Comments:  Creamy, spicy, fragrant and mildly sweet, the flavors of this tropical chicken salad are sure to delight and surprise. Leftover baked, broiled, grilled or rotisserie chicken works perfectly in this recipe. Use any remaining chicken salad for tasty sandwiches or wraps.

 

 

 

 

Ingredients:

  • 11 ounces coconut milk (not light coconut milk), divided

  • 1 1/4 teaspoons curry powder

  • 1 teaspoon onion powder

  • 1/4 teaspoon salt

  • 2 teaspoons brown mustard seeds

  • 1/4 cup chopped cilantro

  • 3 cups cooked shredded chicken, dark or white meat

  • 1/4 cup orange juice

  • 1/2 cup roughly chopped dates, divided

  • 1/2 cup roughly chopped pistachios, divided

  • 6 cups chopped romaine lettuce

  • 1/4 cup finely shredded coconut

Find more gluten-free snack recipes using coconut flour in the book Cooking With Coconut Flour: A Delicious Low-Carb, Gluten-Free Alternative to Wheat

 

Directions

Measure 3/4 cup coconut milk into a bowl and stir in curry powder, onion powder, salt, mustard seeds, cilantro and shredded chicken.
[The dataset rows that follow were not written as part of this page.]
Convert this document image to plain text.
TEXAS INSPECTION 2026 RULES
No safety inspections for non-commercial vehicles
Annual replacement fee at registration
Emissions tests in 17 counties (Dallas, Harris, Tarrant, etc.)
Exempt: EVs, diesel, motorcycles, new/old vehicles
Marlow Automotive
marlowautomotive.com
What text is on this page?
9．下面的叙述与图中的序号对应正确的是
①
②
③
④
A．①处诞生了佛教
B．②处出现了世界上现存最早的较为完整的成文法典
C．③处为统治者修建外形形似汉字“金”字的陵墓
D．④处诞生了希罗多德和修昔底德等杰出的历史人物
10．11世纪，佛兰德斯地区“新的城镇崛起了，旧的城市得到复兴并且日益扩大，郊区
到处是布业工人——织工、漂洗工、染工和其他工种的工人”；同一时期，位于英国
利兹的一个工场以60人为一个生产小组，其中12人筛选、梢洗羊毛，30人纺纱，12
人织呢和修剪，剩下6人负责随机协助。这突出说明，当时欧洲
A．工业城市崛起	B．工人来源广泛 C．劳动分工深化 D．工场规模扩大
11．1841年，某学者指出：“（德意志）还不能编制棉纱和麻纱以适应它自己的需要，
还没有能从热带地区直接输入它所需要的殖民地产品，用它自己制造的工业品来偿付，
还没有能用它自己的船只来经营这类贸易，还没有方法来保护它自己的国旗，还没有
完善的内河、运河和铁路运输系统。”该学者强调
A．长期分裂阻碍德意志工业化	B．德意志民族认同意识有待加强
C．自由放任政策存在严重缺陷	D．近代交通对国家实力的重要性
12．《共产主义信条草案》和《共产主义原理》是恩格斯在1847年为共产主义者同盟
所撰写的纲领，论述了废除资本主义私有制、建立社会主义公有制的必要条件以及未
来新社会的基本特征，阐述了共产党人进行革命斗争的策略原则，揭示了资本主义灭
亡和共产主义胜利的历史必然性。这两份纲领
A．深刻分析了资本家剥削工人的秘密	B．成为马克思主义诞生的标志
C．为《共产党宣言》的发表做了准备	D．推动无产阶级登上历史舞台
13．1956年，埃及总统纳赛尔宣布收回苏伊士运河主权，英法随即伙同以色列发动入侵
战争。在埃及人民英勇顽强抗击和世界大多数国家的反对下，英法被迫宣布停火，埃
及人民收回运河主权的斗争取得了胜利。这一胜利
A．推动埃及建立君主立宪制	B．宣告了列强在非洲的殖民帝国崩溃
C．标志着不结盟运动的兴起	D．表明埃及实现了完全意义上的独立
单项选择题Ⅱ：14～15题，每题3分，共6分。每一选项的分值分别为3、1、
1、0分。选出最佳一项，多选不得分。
Toss to coat well.  Pour remaining 2/3 cup coconut milk into a blender with orange juice, 1/4 cup dates and 1/4 cup pistachios. Blend until smooth and creamy. Pour dressing over romaine lettuce and toss to coat. Preheat a large sauté pan over medium heat. Add shredded coconut and toast, stirring often until golden and fragrant, 3 to 5 minutes. To serve, divide lettuce among plates. Top with a scoop of chicken salad. Garnish with toasted coconut and remaining chopped dates and pistachios. Serve immediately.